Сначала я подумал, что его отстраненный тон был позой, бравадой, которую он напускал на себя ради меня (его сходство с киноактером отчасти было причиной моего неправильного понимания этого). Но когда мы столкнулись с перекрестным огнем на одной из улиц, и ему удалось избежать очередей, прижав машину вплотную к стене, не теряя напускного безразличия, я осознал тот простой факт, что он давно привык к опасности.
Мы прибыли в незнакомый мне район, который, хотя и находился всего в нескольких улицах от боевых действий, казался спящим. Только следы дыма на желтой поверхности домов и гильзы, на которых мы поскользнулись, когда шли, выдавали присутствие войны. Мы пересекли внутренний двор и другой, примыкающий к нему, остановившись перед узким проходом, который наводил на мысль о входе в лабиринт. Появилось полдюжины солдат, которые укрывались там от солнца, обыскали нас, затем позволили нам пройти внутрь.
Окна, защищенные металлическими сетками, прорезали темноту длинными лучами солнечного света. Эти ослепляющие лезвия врезаются в наши глаза. После нескольких секунд слепоты я разглядел двух охранников, один сидел на корточках у двери, его автомат лежал на коленях, другой наблюдал за улицей через щель между двумя листами стали. Двое других мужчин смотрели друг на друга: сидящий спиной к стене йеменец с блестящим коричневым лицом и разноцветным тюрбаном, который свисал на одно плечо, как конский хвост, а на другом конце комната, полулежащий в кресле, очень бледный мужчина, с полосой бинтов на лбу — как странная копия тюрбана. Его угловатые черты, заострившиеся от усталости, казались почти прозрачными под блестящим потом. Несмотря на его седые волосы, в его лице была та молодость, которая появляется у пожилых мужчин в момент смертельного испытания. Наше прибытие прервало их дискуссию. Все, что можно было услышать сейчас, это яростное жужжание мух, зажатых между стеклом и сталью, отдаленные звуки стрельбы и дыхание раненого, короткие вздохи, как будто он собирался запеть, но не мог заставить себя сделать это.

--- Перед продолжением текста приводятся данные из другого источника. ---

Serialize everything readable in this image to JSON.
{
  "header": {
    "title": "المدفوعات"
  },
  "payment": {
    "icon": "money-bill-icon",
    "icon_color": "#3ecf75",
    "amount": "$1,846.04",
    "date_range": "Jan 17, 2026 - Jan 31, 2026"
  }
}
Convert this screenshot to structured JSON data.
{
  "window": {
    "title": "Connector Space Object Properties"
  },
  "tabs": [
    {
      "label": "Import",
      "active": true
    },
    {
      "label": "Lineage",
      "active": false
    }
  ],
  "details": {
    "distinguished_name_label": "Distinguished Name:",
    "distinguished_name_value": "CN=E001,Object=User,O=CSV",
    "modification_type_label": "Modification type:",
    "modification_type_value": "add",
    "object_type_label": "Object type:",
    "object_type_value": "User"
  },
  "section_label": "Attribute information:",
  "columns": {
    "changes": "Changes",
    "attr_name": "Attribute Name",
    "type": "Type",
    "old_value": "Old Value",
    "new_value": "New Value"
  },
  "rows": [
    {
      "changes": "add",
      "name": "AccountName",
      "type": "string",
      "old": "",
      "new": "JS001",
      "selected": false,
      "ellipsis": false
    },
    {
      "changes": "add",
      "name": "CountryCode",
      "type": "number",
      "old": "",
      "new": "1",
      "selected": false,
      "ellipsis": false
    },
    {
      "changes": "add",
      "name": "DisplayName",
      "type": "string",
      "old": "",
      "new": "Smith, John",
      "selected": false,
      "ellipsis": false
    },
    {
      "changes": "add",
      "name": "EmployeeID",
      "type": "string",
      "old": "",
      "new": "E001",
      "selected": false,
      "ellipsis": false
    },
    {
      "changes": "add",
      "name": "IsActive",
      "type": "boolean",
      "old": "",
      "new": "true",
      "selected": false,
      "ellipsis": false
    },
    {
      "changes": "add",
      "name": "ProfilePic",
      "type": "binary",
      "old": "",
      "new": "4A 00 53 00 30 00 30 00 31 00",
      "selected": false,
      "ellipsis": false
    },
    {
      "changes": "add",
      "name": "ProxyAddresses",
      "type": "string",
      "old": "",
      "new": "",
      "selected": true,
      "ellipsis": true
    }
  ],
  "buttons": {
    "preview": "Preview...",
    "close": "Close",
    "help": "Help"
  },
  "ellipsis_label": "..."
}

Именно он поприветствовал нас и начал говорить, заставляя свое дыхание принять регулярный ритм. Советник попросил меня перевести. Мужчина остановился, чтобы дать мне время сделать это. Но я продолжал молчать, чувствуя, что нахожусь на головокружительном расстоянии от этой душной комнаты.
Раненый мужчина говорил на том же языке, который спящий младенец слышал среди гор Кавказа, в самую темную ночь в моей жизни.
Человек, которого я должен был сохранить в живых и чьи замечания я должен был переводить, знал, что его смерть упростила бы сделку. Он сказал мне это с едва заметной улыбкой, когда я делал ему очередную инъекцию. “Я чувствую себя сказочно богатым стариком, чья стойкость - это отчаяние его наследников....” Это было одно из предложений, которое я решил не переводить. И действительно, с самых первых его слов между нами установился своего рода двойной перевод: я делал все возможное, чтобы интерпретировать аргументы, которые он приводил, и аргументы его противников, но параллельно с этим я отмечал возрождение внутри себя этого языка, который оставался немым столько лет.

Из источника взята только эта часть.